Thursday, 15 January 2015

to Sweden, from the Deep South

back home on the farm with a few days to finish dyeing a collection of dresses that are going to Sweden tomorrow


yes indeed.

when Li Edelkoort and Philip Fimmano ask you to put together a few things to take part in an exhibition at short don't say no.

so of course I said yes please, how many pieces would you like?

the answer came back : seven dresses with big skirts

dresses with big wild skirts are my favourite things to make.

Kubbi lent a paw and in between supervising me pootled off for a swim with Uncle Boston and Auntie Molly

Willow [also known as Mrs Poo] prefers to take her baths without water.
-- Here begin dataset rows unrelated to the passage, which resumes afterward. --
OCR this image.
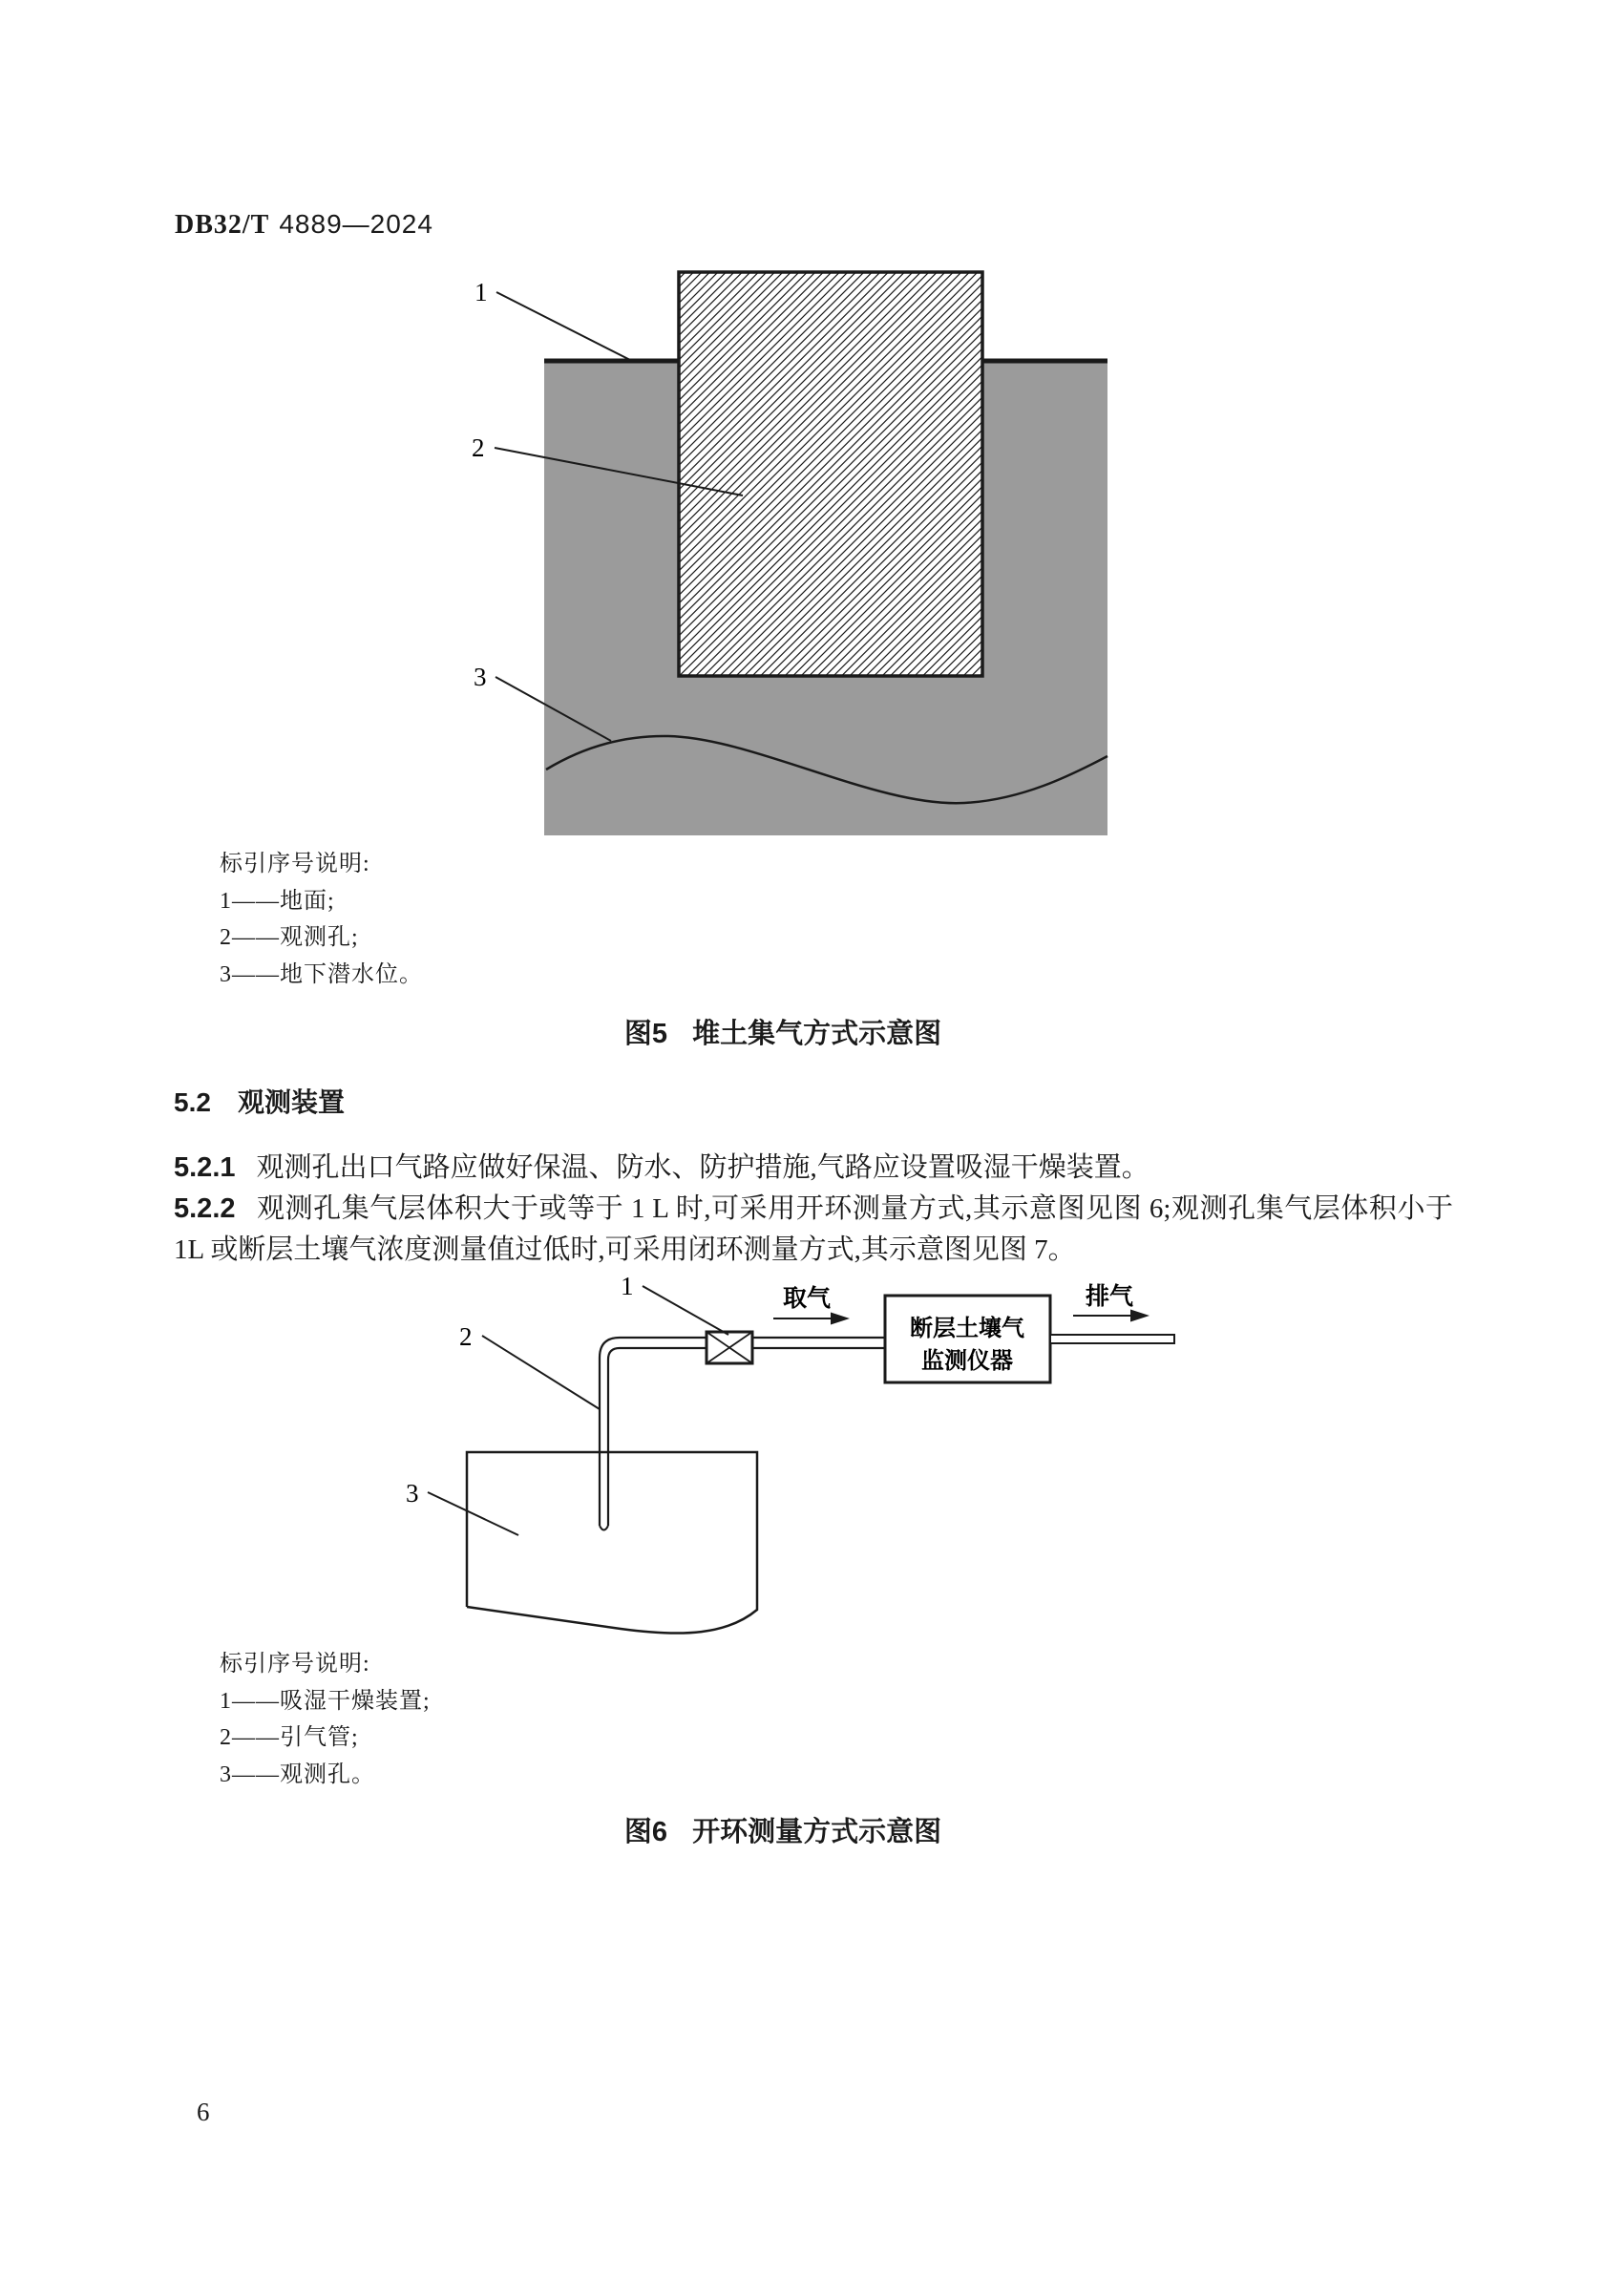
DB32/T 4889—2024
1
2
3
标引序号说明:
1——地面;
2——观测孔;
3——地下潜水位。
图5 堆土集气方式示意图
5.2 观测装置
5.2.1 观测孔出口气路应做好保温、防水、防护措施,气路应设置吸湿干燥装置。
5.2.2 观测孔集气层体积大于或等于 1 L 时,可采用开环测量方式,其示意图见图 6;观测孔集气层体积小于 1L 或断层土壤气浓度测量值过低时,可采用闭环测量方式,其示意图见图 7。
取气
断层土壤气
监测仪器
排气
1
2
3
标引序号说明:
1——吸湿干燥装置;
2——引气管;
3——观测孔。
图6 开环测量方式示意图
6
so now i have seven dresses in the cauldron. Kubbi helps me gather sticks to feed the fire.
then they need to cool and dry before sending off tomorrow. i'd have preferred to leave them bundled for longer but as i'm hopping on a flying sardine can headed for my beloved Aotearoa early next week it's not practical : they need to be photographed for the catalogue before they go in the mail

although it's a group exhibition [there are twelve of us] this is a big event for me...
because it will also be the first time that a series of my photographs will be exhibited in Europe [as a backdrop to the dresses].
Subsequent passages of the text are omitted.